Даниил Краминов - Сумерки в полдень
— А если полиция застанет нас здесь?..
Дверь распахнулась в просторную, плохо освещенную комнату. За столом, придвинутым вплотную к окну, сидели большеголовый, начавший седеть мужчина, хрупкая женщина с худым и бледным лицом и две девочки, такие же черноволосые и синеглазые, как Пегги; ее родители и сестры, догадался Антон. Мать Пегги вздрогнула и испуганно повернулась к двери, отец только поднял опущенную голову, в его усталых глазах отразилось недоумение. Девочки бросились к сестре, не сводя, однако, испуганных глаз с Антона. Семья пила чай, и Антон, сказав «Добрый день!», начал извиняться, что помешал им своим вторжением.
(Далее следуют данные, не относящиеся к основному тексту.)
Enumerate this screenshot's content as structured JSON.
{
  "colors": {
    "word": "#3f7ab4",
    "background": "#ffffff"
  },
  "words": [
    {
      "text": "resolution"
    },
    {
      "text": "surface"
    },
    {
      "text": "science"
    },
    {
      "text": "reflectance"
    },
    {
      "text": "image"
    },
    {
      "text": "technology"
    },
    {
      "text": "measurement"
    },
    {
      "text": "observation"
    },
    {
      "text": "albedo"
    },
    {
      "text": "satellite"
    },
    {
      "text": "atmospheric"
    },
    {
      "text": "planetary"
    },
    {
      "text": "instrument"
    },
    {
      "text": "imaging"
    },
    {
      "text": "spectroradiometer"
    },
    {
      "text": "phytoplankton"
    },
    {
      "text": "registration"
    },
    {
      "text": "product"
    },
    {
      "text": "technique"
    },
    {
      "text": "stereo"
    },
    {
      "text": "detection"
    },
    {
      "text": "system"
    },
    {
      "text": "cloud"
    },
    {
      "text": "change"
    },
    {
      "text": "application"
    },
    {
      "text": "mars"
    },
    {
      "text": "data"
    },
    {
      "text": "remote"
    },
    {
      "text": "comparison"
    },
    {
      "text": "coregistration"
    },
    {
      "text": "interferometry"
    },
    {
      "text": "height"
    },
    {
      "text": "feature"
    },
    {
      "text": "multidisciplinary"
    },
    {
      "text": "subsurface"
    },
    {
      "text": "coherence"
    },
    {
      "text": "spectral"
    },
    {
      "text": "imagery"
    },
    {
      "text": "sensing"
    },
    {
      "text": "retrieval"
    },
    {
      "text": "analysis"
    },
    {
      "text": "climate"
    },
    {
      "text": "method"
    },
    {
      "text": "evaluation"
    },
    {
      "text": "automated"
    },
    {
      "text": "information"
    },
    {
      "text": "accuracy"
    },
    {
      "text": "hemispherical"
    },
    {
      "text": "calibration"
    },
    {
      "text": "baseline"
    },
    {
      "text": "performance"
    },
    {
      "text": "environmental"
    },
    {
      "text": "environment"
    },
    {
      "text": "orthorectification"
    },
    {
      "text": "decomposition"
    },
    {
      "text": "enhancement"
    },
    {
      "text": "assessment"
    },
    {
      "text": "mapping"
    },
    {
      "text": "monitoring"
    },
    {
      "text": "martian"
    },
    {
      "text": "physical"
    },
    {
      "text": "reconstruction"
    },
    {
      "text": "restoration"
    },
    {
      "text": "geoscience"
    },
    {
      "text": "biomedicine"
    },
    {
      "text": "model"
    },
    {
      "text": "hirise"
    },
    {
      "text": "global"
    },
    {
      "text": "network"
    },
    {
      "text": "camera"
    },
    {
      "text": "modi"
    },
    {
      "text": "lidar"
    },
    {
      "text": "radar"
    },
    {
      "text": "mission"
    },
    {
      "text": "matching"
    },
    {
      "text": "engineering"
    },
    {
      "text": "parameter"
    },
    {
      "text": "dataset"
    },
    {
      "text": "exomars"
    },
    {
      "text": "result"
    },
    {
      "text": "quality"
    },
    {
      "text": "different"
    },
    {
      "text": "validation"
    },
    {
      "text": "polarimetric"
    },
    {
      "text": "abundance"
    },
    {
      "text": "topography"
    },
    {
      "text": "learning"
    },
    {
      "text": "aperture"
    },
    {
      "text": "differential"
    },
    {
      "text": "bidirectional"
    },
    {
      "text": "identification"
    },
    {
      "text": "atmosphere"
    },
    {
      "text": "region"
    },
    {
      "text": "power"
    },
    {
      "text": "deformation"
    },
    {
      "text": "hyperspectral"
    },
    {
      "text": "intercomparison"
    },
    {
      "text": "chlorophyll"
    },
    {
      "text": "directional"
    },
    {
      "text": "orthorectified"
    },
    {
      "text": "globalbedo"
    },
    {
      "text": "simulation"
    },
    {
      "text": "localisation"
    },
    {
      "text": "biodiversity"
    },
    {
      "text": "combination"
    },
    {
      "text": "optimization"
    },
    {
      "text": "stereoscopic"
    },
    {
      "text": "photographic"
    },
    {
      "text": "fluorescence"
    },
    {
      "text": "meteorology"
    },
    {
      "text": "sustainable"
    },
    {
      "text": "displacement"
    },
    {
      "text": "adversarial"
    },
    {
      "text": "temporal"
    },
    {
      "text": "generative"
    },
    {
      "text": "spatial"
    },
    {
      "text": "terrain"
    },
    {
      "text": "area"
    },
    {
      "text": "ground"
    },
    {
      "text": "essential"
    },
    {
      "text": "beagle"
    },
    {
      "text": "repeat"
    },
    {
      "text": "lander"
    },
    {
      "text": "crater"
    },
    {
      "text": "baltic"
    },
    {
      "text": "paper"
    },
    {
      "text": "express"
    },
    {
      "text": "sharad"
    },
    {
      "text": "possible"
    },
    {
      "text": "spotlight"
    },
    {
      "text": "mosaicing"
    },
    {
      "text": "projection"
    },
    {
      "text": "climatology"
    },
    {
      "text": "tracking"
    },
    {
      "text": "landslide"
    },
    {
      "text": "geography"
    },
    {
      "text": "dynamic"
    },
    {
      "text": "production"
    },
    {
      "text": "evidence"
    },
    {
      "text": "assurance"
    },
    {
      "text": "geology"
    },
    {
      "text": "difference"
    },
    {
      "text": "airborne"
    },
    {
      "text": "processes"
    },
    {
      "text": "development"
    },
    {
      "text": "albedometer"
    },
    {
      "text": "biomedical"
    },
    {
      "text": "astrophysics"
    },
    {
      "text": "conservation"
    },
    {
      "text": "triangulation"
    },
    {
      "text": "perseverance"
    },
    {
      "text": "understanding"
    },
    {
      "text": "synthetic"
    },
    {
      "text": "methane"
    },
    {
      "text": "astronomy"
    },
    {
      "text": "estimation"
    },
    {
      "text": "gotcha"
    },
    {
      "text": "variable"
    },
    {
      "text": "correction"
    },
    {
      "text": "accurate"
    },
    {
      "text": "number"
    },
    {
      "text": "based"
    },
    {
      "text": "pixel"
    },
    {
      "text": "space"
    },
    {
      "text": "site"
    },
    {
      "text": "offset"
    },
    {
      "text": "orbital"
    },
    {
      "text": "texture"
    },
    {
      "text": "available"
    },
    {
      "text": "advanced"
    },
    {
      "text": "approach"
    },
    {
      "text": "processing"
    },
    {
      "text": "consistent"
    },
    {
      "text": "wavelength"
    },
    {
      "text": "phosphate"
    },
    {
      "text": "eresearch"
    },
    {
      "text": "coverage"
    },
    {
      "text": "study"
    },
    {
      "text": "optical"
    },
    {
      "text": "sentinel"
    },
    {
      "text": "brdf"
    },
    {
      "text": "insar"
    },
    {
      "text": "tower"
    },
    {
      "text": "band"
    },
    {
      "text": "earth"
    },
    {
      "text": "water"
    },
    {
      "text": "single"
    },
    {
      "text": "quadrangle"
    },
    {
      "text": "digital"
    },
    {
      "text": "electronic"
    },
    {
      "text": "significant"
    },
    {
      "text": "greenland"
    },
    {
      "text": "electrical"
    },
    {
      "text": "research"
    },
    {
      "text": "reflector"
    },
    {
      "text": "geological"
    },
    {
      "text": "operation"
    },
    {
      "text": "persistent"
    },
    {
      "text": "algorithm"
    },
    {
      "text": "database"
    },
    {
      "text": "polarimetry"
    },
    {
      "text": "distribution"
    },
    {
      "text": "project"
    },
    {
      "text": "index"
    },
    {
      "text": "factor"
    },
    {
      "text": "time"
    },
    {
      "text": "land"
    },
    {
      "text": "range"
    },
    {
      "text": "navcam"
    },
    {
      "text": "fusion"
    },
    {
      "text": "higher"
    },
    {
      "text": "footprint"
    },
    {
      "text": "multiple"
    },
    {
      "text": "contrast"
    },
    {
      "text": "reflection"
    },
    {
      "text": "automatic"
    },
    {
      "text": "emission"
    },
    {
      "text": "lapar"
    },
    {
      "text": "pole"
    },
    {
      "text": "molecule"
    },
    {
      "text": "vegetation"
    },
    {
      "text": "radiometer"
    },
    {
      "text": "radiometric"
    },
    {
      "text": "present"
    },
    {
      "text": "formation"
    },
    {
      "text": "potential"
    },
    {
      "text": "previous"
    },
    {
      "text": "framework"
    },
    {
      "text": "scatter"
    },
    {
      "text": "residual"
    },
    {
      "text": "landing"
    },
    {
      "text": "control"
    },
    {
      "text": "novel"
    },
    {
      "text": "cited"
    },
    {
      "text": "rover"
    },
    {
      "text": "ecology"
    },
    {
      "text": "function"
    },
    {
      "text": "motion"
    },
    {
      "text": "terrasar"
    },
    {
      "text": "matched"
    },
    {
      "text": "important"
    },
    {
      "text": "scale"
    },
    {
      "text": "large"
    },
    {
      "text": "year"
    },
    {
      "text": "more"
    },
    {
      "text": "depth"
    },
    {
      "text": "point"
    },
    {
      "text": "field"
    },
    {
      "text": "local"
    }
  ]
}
— Снимайте плащ! — перебила его Пегги. — Быстро! И садитесь за стол! — Она повесила свой плащ на крючок, вбитый в дверь. Затем подтолкнула Антона к стулу, пододвинула ему чашку с недопитым чаем и сама села рядом.
— Но зачем… — начал было Антон.
— А затем, — коротко произнесла Пегги, показав головой на окно: две черные фигуры, присев на корточки, бесцеремонно рассматривали сидевших за столом в полуподвале.
Вскоре послышался стук в дверь. Хозяин медленно поднялся, не спеша подошел к двери и распахнул ее.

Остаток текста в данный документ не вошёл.